Find the Minimum of a Vector

Hide Code

find_min_max <- function(x, summary_stat) {

  # Find minimum or maximum
  if (summary_stat == "min") {

    # Initialize minimum value
    x_min <- x[[1]]
    # Loop
    for (i in 2:length(x)) {
      if (x_min > x[[i]]) {
        x_min <- x[[i]]
      }
    }
    # Output
    x_min
  } else if (summary_stat == "max") {

    # Initialize minimum value
    x_max <- x[[1]]
    # Loop
    for (i in 2:length(x)) {
      if (x_max < x[[i]]) {
        x_max <- x[[i]]
      }
    }
    # Output
    x_max
  } else {

    # Warning
    abort(message = "summary_stat must either be min or max")
  }
}

The function above uses if statements and for loops; there may be a need to benchmark performance.

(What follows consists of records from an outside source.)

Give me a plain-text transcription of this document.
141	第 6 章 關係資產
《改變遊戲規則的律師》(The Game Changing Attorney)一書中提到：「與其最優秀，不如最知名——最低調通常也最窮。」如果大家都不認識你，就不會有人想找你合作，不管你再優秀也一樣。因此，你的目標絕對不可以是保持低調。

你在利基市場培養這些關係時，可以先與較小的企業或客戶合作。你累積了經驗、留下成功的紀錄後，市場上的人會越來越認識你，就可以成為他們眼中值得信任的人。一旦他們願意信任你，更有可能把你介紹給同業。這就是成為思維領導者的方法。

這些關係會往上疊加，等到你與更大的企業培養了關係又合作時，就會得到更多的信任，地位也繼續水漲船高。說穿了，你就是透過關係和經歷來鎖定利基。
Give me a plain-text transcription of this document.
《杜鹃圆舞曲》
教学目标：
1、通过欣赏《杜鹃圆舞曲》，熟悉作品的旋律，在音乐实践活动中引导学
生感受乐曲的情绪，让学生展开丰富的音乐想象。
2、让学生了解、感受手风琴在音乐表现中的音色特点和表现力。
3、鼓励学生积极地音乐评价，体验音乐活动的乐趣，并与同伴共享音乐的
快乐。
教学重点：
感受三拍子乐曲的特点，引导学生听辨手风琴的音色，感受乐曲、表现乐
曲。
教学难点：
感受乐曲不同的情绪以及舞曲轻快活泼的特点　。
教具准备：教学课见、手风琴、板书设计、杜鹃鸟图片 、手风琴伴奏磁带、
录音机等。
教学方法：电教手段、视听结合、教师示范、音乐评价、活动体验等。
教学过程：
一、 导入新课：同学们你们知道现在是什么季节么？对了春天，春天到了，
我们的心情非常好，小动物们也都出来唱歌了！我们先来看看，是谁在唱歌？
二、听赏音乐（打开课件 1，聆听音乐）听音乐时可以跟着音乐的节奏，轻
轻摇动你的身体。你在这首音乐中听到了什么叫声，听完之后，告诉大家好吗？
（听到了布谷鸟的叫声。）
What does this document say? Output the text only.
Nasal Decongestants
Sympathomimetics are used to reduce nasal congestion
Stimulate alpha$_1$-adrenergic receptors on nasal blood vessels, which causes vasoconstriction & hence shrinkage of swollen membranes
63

However, we are not creating copies each time we create a binding from the name “x_min” to a new vector object. This is because the new vector object only has a single name bound to it, and so R applies the modify-in-place optimization.

Hide Code

# Test vector
x <- sample(x = 20:1923, size = 1000, replace = FALSE)
# Find min and max
find_min_max(x, summary_stat = "min")

[1] 20

Hide Code

find_min_max(x, summary_stat = "max")

[1] 1922

Hide Code

# Confirm using base R functions
min(x)

[1] 20

Hide Code

max(x)

[1] 1922

That is it for control flows in R! Hopefully, this was helpful.